Les institutions de l'Union européenne et les États membres de l'UE doivent s'engager à faire tout ce qui est nécessaire à cet égard, pour relever le défi. D'autres organisations et forums multilatéraux seront également indispensables pour concevoir une réponse commune efficace. Si nous regardons plus loin dans l'avenir, nous devrons nous assurer de ne pas oublier les nombreuses vertus de la mondialisation – qui bien sûr nécessite une réévaluation minutieuse, mais pas un rejet pur et simple.

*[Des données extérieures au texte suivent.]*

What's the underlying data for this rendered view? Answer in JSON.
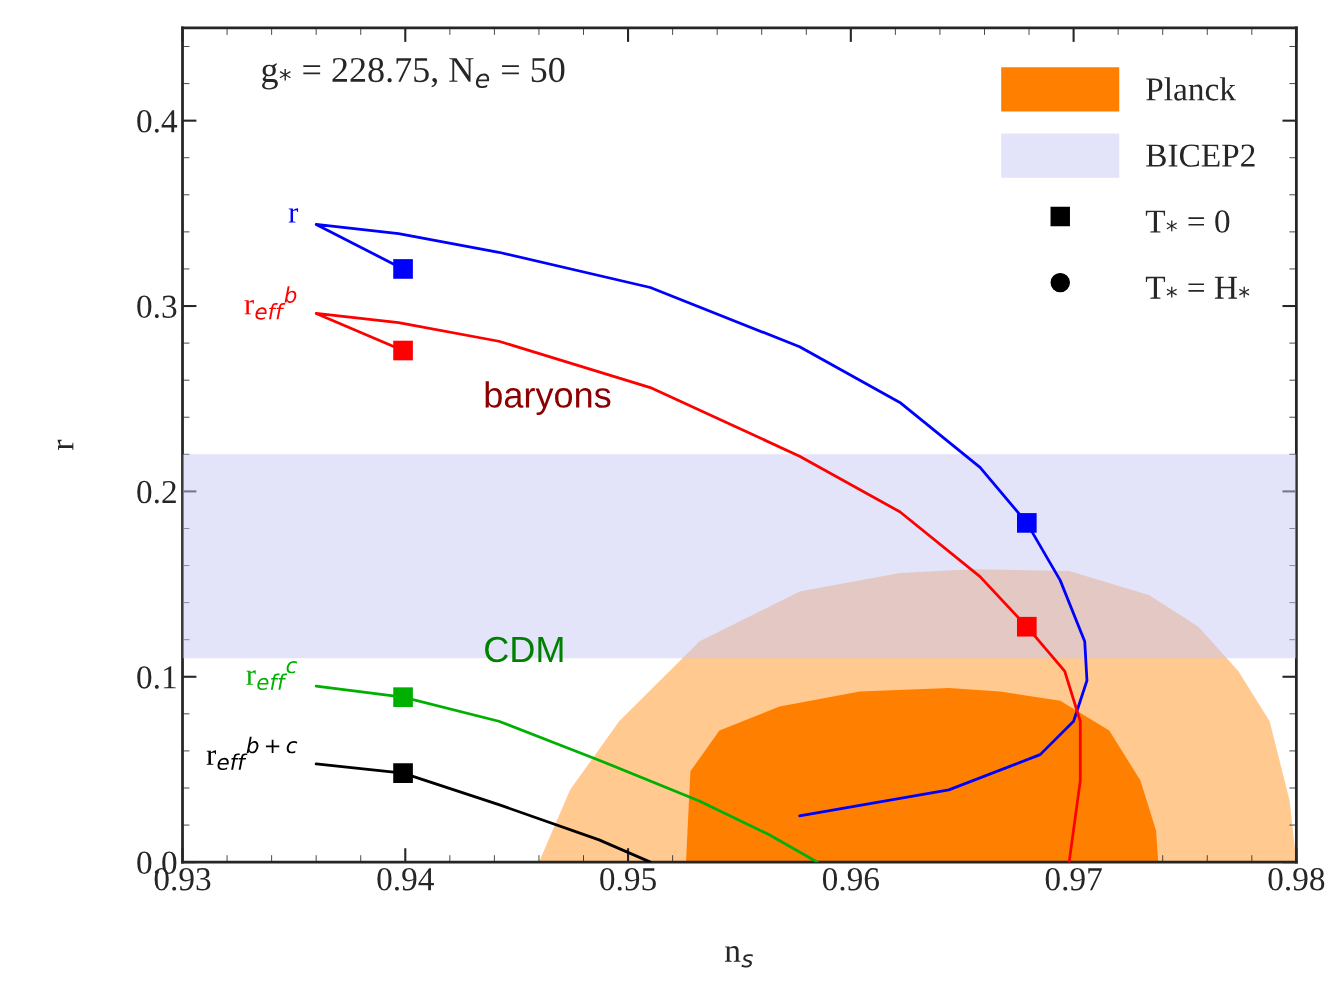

Au cours des prochaines semaines, beaucoup seront en jeu collectivement, et pour certains d'entre nous aussi individuellement. Aujourd'hui, l'incertitude sur ce à quoi ressemblera le monde post-pandémique est omniprésente. Mais nous savons qu'il sera construit sur les paroles et les actes que nous choisissons maintenant. Nous ferions donc bien de regarder le mal qui nous attend dans les yeux, sans jamais perdre de vue notre propre avenir et celui des générations à venir.

L'humanité a surmonté des tests plus difficiles que celui-ci, et les actions nécessaires maintenant ne sont en aucun cas équivalentes à celles entreprises pendant la Seconde Guerre mondiale. Mais, même si la crise COVID-19 n'est pas dans les mémoires comme «la meilleure heure» de nos pays respectifs, pour reprendre les mots de Churchill, laissons-la au moins comme la nôtre.